The crash of a Cessna Citation S/II (N666DS) into the Murphy Canyon neighborhood in San Diego left six people aboard dead and several on the ground injured. The aircraft was on an instrument approach to Montgomery-Gibbs Executive Airport (MYF) in heavy night fog when it struck power transmission lines and impacted a residential area about 1.6 nautical miles from the runway displaced threshold. Investigators moved quickly to secure wreckage and begin a formal NTSB inquiry.

The preliminary NTSB findings make this a textbook scenario for asking whether this was a controlled flight into terrain or something different. ADS-B and radar traces show the airplane crossed the final approach fix descending through published altitudes, and the data stream ended at roughly 464 feet mean sea level, about 60 feet above ground level, shortly before the first identified point of contact with power lines some 90 to 95 feet above the ground. In short, the airplane was well below where it should have been on a stabilized instrument approach when it hit obstacles.

Complicating the approach environment were two critical ground-side outages. The NTSB reported that the airport had a long standing outage for the runway alignment indicator lights associated with the MALSR approach lighting system; that condition dated back to March 28, 2022 and was noted in a NOTAM. Separately, the airport automated surface observing system was inoperative at the time of the accident following a power surge. Air traffic control provided weather from Miramar about 4 miles away, but the pilot acknowledged the ASOS outage. The preliminary report also documents that, on final, the pilot keyed his microphone seven times consistent with attempting to activate pilot controlled lighting. Those are important operational details when you are flying an instrument approach into low visibility at night.

The radio transcript cited by the NTSB shows the pilot and controller discussed divert options for a missed approach, yet the pilot responded earlier in the descent that, “I think we’ll be alright.” That decision to continue, and the subsequent descent below published minimum crossing altitudes, illustrates two recurring human factors we see in these accidents. One is continuation bias, where a pilot committed to landing will press on despite deteriorating cues. The other is the hazards of single-pilot operations in complex jets at night and in IMC, especially when ground-based visual cues and reliable automated weather reporting are absent. The preliminary report notes the pilot had an FAA exemption allowing single-pilot operation of that aircraft type.

From a CFIT perspective the elements line up in a worrying way. Controlled flight into terrain is defined by an airworthy aircraft, under positive control, flown into terrain or an obstacle without awareness on the part of the crew. Here we have an aircraft on an instrument approach that descended below published minima while still being flown, contacted obstacles well below the safe profile and impacted terrain in IMC. Absent evidence of catastrophic system failure prior to the descent, those facts are consistent with CFIT as a plausible mode of accident. That said, the NTSB preliminary report does not assign a cause and investigators are still analyzing CVR and FADEC downloads, wreckage, and human factors. Final determinations will await the board’s final report.
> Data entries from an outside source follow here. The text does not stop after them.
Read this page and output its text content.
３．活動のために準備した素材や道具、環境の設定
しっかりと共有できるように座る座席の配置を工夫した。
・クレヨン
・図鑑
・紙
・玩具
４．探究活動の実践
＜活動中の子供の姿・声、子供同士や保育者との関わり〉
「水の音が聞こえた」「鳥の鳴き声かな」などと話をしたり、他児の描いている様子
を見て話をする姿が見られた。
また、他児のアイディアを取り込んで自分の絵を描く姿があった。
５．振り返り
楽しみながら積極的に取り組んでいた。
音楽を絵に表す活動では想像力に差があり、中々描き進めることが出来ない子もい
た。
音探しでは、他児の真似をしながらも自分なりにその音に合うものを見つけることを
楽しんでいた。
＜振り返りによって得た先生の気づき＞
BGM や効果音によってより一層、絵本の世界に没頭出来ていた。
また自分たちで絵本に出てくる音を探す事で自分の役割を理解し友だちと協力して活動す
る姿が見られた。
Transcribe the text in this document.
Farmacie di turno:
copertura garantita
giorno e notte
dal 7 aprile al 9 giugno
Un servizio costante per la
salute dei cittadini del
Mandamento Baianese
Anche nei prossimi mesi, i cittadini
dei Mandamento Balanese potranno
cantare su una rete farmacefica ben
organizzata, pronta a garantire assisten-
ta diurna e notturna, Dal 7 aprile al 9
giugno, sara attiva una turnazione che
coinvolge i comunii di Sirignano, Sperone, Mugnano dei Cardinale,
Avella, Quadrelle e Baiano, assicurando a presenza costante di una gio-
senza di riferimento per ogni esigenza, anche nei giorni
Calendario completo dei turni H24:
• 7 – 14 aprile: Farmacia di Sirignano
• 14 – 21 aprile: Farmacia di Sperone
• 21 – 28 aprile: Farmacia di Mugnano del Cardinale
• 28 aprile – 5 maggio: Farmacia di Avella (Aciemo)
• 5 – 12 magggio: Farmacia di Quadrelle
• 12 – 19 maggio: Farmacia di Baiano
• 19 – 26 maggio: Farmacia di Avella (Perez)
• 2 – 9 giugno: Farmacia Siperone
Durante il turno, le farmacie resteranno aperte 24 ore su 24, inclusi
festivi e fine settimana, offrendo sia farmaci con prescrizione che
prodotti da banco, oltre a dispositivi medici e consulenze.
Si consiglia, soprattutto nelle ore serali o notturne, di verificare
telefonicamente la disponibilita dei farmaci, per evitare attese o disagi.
Operational takeaways for pilots and operators are immediate and practical. First, if airport approach lighting or weather systems are unreliable, treat the destination as degraded and plan concrete alternates before descent. Second, stabilized approach criteria must be enforced: if you do not have the required visual references at or above the published minima, execute a missed approach without hesitation. Third, single-pilot operations in jets increase workload; operators should evaluate when a second pilot is a prudent risk mitigation, especially for night IMC flights into airports with known outages. Finally, from an airport and regulator perspective, prolonged outages of approach lighting are not academic. If lighting repairs are delayed by paperwork or environmental studies, a risk mitigation plan must be visible to the flying public and explicitly communicated to local operators.

This crash is a reminder that CFIT is not just an old problem of the jet age. It remains a frontline risk any time people choose to continue an approach without required visual cues and without the full complement of ground or aircraft-based guidance. The NTSB preliminary report gives us clear data points: descent below crossing altitudes, approach lighting out of service for years, ASOS inoperative, an attempted pilot activation of lighting, and impact with transmission lines at low altitude. Those facts point toward a controlled flight into terrain scenario as a working hypothesis, pending the NTSB’s final analysis.

As investigators work through cockpit audio, engine control downloads, and wreckage examination, the aviation community should treat this event as both a tragedy and a learning opportunity. The families and the neighborhood suffered real loss. The remaining task is to translate these early findings into improved procedures, clearer NOTAM processes, and better risk management so pilots do not find themselves flying a functioning airplane into obstacles that ought to have been avoided by planning and by conservative decision making.